将来のことを考えて、持ち家を購入するという選択をされたのだとは思います。ですが今生活できなかったらこの先も何もありません。もちろん売りに出した時の周りの目も気にされておられるのでしょう。ですが今はまず、ご自身の生活を見直す時なのではないでしょうか。

売却できる資産があるだけ良いではありませんか。一番苦しい時にたかだか家のことで自己犠牲を強いるほうがどうかとは思います。

再優先事項をよくよく考え、今はまず目の前の生活を安定させるべきです。

自分で勝手に価値を判断するともったいない

思った以上に価値があった事例も

自分では不動産の価値はそんなにないと思っていても、その周辺で物件を探しているというお客さんがいる場合があります。これは不動産業者に査定依頼をするからこそわかること。当たり前ですが不動産業者が「家を売って下さい」と挨拶に来ることはまずありません。

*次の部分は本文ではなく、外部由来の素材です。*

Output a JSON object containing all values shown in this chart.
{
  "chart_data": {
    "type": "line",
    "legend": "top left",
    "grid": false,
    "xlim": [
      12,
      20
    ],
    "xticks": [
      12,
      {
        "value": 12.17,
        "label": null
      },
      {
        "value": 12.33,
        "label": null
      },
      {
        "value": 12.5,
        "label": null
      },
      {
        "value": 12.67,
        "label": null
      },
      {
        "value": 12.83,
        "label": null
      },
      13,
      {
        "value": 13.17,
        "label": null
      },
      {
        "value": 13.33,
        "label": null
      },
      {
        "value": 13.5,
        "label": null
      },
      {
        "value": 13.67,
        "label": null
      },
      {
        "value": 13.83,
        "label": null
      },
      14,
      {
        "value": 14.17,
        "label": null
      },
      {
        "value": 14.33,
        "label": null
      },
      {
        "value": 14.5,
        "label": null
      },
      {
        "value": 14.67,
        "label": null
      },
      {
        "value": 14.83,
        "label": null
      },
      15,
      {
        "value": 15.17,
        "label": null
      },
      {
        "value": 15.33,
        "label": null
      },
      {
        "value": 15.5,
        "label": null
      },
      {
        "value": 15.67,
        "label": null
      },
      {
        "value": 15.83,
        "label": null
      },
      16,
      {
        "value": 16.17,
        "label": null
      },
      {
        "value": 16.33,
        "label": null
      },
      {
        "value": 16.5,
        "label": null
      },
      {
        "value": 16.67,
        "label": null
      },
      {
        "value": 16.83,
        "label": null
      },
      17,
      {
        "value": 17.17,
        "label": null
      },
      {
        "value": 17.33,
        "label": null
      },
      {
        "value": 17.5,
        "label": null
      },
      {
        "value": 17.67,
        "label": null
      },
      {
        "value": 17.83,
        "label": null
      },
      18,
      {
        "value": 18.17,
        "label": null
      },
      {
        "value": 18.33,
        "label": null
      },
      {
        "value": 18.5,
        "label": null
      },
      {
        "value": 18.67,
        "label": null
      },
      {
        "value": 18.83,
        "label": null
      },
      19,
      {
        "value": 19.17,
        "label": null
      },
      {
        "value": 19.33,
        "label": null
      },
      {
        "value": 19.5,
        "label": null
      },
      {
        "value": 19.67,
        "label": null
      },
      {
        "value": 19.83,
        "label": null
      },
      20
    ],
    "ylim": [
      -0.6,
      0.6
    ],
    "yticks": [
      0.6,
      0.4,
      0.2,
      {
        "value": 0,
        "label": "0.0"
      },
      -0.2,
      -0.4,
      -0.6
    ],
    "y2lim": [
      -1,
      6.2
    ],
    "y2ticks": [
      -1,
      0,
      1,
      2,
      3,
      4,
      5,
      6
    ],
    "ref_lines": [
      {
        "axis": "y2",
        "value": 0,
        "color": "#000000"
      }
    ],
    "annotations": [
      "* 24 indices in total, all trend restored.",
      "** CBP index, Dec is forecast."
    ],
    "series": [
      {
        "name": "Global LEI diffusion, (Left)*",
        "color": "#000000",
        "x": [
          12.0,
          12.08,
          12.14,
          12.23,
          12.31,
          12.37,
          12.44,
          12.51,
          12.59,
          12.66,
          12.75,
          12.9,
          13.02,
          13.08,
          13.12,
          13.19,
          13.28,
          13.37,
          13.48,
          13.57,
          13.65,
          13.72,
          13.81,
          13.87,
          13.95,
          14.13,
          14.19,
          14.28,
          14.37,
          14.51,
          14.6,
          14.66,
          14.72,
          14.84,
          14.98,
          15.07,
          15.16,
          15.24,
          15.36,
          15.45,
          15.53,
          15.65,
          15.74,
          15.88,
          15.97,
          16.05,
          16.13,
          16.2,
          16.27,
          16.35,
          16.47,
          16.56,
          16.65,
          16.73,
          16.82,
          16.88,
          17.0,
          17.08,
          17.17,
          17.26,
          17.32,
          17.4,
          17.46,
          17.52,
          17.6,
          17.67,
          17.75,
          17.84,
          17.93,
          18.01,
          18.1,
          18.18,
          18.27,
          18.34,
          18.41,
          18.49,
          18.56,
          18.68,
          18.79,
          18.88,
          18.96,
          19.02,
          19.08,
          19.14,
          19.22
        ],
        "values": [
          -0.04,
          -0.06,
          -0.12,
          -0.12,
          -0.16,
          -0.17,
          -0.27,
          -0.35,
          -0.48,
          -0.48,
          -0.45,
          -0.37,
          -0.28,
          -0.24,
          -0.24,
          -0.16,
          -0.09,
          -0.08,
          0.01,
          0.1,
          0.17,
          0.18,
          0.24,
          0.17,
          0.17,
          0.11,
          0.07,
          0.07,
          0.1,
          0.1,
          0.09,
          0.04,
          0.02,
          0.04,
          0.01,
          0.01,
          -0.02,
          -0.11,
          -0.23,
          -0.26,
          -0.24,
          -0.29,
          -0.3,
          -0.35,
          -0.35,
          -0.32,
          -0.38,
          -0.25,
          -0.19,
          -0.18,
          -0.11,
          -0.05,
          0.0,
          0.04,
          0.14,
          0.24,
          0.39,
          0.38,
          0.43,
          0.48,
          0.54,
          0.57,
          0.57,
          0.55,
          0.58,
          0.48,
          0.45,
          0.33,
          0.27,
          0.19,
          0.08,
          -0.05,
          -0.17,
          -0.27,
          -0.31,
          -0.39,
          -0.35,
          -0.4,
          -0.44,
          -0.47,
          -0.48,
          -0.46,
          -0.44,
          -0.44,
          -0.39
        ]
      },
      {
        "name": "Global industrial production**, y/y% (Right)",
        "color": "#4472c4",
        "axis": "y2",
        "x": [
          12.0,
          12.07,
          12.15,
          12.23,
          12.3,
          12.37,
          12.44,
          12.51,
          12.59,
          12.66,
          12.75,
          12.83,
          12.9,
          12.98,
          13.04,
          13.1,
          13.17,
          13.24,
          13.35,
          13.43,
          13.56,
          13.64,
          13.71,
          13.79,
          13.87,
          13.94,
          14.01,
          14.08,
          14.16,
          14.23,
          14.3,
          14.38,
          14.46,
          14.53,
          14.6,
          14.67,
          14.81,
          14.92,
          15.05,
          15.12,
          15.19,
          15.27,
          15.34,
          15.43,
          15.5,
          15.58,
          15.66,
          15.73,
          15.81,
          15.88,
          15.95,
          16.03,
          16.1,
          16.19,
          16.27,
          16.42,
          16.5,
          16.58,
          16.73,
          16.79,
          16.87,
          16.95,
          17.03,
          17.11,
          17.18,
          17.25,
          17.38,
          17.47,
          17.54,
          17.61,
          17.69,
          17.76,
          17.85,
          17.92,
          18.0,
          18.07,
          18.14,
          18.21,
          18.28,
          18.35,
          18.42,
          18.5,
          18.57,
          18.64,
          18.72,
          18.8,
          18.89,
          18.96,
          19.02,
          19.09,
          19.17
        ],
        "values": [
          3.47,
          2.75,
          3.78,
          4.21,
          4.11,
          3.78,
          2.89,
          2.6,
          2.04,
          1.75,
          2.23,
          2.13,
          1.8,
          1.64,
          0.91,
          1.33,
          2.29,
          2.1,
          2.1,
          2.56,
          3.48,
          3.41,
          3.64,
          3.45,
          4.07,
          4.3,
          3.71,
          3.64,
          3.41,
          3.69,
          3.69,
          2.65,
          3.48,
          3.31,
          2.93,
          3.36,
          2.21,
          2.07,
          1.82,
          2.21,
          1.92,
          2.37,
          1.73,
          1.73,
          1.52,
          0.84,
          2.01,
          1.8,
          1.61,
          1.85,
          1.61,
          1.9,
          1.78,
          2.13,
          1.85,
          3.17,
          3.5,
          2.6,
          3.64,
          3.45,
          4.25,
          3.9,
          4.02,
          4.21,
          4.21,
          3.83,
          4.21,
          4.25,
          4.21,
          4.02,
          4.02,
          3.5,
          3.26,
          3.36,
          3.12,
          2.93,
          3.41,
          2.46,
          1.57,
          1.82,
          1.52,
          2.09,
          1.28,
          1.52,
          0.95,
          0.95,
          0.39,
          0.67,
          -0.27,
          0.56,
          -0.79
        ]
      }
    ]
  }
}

もともと生活保護を受けようと思って、売却を余儀なくされて不動産の値段を聞いたつもりが、思った以上の金額で話がついて、結局生活保護は受けなくても手元に余分なお金ができてしまった。なんて事例も数多くありました。

普通、家や車などの資産をお持ちでない方が生活保護を申請されるのならわからなくもないのですが、不動産という資産をお持ちの方であれば、いくらでも可能性は秘めていることですので、一度資産価値を確認しましょうと勧めているのは、そういった背景があるからなのです。